For a full half-hour, Schneweis worked with the young players on their setting and hitting. A former All-American at Wichita State University, Schneweis knows how important repetition is in the game of volleyball. That’s why it was “music to her ears,” as she put it, when players decided to take her up on her optional post-practice sessions through preseason camp.
“I kind of made it an open thing,” Schneweis said. “If anyone wanted to stay late, I would stay for an extra 30 minutes, to work on things they are maybe not feeling as confident about.”
On Tuesday evening, the players Schneweis coached after practice were working on back-setting. It’s a difficult technique in volleyball, as setters mustn’t telegraph where their set will be directed. Dialing in advanced volleyball details like these gets Schneweis excited about heading into her second season as head coach.
The Tigers finished Schneweis’ first campaign with a 5-17 record, just 2-10 in the 4A Western Slope League. But last year couldn’t be more different than this year. A year ago, Schneweis was hired as head coach just a week before preseason practice began. She spent most of the time leading up to the first game of the season merely figuring out which players would be on what teams: varsity, JV and C team.
This year, Schneweis said the Tigers are at least two months ahead of where they were this time last year. With a strong, tough and focused group of returning players — eight seniors and four juniors — comprising the varsity team, Schneweis thinks the Tigers will surprise people this season.
“I had an opportunity to watch them all season last year,” Schneweis said, “and it gave me the opportunity to pinpoint things they could improve on and things they do very well. So I think this year, we are focusing more on — I don’t want to say individual improvement, but if you are solid as an individual player, your whole team is going to gel and benefit off of that.”
With the season slated to begin at 6 p.m. Thursday at Summit High School vs. Grand Junction, Schneweis said the varsity squad is figuring out its system and rotations. Though most every high school volleyball team’s strategy is predicated on passing and defense, the Tigers’ strategy this season will be even more so based on those two elements of the game. That’s due to their speedy and smaller makeup.
Schneweis said the team is much more athletic this season after a summer spent in the weight room. Schneweis credited the Summit High Athletics Department’s overall improved focus on weight training as a benefit to her team. Tipping her hat to Summit girls rugby coach Karl Barth, Schneweis said the volleyball program has taken after some of the outside-the-lines habits that have made Barth’s rugby program so successful.
When you combine the volleyball program’s summer of four days per week in the weight room with open gym volleyball sessions Tuesday nights, this has been a summer of an evolving, improved culture for the Tigers.
“They are excited to be in the gym,” Schneweis said. “They want to be here.

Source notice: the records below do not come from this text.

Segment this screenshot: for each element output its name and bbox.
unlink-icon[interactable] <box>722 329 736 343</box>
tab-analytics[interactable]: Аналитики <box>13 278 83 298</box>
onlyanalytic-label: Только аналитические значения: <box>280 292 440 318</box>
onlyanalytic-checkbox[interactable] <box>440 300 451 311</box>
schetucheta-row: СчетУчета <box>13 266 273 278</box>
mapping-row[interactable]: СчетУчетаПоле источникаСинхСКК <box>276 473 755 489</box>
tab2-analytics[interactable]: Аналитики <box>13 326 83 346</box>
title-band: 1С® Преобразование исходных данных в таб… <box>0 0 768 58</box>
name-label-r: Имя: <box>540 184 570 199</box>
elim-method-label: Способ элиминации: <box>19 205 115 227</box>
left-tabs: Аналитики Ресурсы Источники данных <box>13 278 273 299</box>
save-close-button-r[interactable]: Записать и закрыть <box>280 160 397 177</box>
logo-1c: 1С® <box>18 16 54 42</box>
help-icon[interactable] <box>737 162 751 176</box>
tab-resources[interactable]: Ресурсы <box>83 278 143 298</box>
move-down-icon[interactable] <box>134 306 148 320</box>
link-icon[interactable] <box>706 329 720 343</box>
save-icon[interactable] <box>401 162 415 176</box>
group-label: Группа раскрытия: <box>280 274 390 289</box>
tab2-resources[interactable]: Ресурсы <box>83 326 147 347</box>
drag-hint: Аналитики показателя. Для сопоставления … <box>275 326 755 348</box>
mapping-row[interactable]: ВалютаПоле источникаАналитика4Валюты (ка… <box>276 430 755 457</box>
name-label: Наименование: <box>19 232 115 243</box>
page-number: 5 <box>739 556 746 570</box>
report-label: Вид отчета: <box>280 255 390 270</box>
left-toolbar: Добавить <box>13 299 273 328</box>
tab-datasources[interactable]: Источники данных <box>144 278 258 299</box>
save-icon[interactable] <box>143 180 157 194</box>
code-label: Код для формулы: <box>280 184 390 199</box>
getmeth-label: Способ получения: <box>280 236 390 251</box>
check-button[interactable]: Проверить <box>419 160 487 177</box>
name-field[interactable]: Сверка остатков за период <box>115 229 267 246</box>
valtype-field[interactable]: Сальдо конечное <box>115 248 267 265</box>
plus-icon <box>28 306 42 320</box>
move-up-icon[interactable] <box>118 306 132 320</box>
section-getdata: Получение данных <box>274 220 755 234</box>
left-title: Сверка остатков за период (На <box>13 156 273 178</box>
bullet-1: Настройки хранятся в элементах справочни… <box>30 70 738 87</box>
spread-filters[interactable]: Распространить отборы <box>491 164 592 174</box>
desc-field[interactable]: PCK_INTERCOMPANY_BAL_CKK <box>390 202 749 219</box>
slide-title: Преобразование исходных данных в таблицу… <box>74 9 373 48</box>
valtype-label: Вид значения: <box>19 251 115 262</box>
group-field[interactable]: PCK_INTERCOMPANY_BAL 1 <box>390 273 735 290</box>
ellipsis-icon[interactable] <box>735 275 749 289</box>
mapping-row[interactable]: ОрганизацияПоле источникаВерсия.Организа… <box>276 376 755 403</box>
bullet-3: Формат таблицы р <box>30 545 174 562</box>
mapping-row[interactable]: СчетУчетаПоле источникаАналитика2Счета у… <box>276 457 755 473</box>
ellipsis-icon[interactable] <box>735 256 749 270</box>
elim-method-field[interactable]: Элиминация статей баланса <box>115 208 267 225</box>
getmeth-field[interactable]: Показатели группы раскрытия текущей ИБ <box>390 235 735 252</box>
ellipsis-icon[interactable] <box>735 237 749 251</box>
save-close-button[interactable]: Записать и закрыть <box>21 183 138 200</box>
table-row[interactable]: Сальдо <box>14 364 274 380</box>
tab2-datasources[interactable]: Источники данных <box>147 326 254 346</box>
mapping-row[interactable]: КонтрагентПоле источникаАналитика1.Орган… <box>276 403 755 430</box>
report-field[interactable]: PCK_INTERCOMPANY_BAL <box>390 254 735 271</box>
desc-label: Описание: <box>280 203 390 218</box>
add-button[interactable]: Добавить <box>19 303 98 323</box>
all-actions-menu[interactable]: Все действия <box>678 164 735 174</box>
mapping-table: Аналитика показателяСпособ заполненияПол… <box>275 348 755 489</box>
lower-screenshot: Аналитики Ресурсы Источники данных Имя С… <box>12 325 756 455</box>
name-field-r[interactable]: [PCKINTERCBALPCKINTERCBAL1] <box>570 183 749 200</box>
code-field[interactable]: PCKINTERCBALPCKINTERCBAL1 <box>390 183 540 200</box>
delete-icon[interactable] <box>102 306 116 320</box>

They are playing hard. And they are tough. These girls are really, really tough.”
Schneweis said seniors Anna Confer and Christina Koetteritz have helped to instill that toughness in the program. Schneweis said Confer, a libero-type defensive player with a strong serve, has improved her jumping since last season. Koetteritz, who will play in the middle and on the right side for the Tigers, is moving quicker laterally and also jumping a lot higher after the offseason in the weight room, Schneweis said.
“Being in the weight room, I think a lot of time it is, like, a guy’s thing to do, not really for female sports,” the coach said. “But it’s moving in that direction.”
Schneweis said the varsity team most likely will employ a 6-2 formation built around a pair of setters in senior Kyla Hildebrand and junior Mackenzie Westonscow. Hildebrand has a penchant to play a physical brand of volleyball in that front row, where Schneweis said she’s showing tremendous leadership.
In the middle, though, the Tigers will miss departed senior leader Hannah Knickrehm from last season, Schneweis said junior Olivia Brewer is ready to step up in the middle hitter role.
In all, the Tigers will have 36 players split among the varsity, JV and C teams. Beneath them, Schneweis is even excited that her style of volleyball has been streamlined down to the middle school level.
“It truly is a change in culture,” she said.